Etwa jedes dritte Kind entwickelt bis zu Beginn der Pubertät eine Allergie. Doch die Chancen sind ungleich verteilt: Wesentlich höher ist das Allergierisiko, wenn Eltern ihren Kindern die Allergieneigung vererbt haben.

Das statistische Allergierisiko hängt von der Allergiehäufigkeit in der Familie ab: Je häufiger dort Allergien auftreten, desto größer auch das Risiko für ein Kind.

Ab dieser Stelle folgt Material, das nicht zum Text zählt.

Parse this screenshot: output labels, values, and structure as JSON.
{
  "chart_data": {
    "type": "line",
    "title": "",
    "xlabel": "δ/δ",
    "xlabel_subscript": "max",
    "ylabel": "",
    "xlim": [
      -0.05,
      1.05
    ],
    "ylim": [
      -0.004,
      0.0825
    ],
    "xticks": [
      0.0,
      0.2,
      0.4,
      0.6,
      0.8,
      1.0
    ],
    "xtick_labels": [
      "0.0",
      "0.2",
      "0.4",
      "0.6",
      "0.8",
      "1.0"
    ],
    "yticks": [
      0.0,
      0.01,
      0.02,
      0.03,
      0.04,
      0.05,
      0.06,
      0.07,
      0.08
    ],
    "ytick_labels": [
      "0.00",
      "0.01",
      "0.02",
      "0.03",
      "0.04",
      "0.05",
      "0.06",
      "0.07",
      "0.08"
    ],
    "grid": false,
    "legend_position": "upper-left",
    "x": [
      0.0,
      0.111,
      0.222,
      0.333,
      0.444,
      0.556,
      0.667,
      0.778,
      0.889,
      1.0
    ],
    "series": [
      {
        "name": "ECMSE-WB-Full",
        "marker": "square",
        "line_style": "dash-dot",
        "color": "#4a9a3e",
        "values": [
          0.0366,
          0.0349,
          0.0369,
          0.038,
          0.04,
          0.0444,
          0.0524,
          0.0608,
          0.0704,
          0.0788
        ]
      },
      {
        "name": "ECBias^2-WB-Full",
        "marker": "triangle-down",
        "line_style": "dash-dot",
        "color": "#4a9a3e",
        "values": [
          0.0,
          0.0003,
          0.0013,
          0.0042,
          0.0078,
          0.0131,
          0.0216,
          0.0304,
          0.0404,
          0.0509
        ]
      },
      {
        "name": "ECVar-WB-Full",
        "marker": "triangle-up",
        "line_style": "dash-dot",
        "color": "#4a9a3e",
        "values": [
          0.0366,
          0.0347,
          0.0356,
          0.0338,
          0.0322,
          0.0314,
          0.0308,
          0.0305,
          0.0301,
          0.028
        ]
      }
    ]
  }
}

Auch längst vergessene Allergien der Eltern während ihrer eigenen Kindheit sind ein Hinweis auf die Allergieneigung im Erbgut.

Den besten Start ins Leben haben Kinder, deren Eltern beide allergiefrei durchs Leben gegangen sind. Nur etwa 10% von ihnen entwickeln später eine Allergie. War dagegen ein Elternteil allergisch, haben später ungefähr 30% der Kinder mit Allergien zu kämpfen. Vererben gleich beide Elternteile die Allergieneigung, steigt die Wahrscheinlichkeit auf über 50%. Damit nicht genug: Haben beide Elternteile die gleiche Allergie, so steigt das Risiko für den Nachwuchs auf bis zu 80%.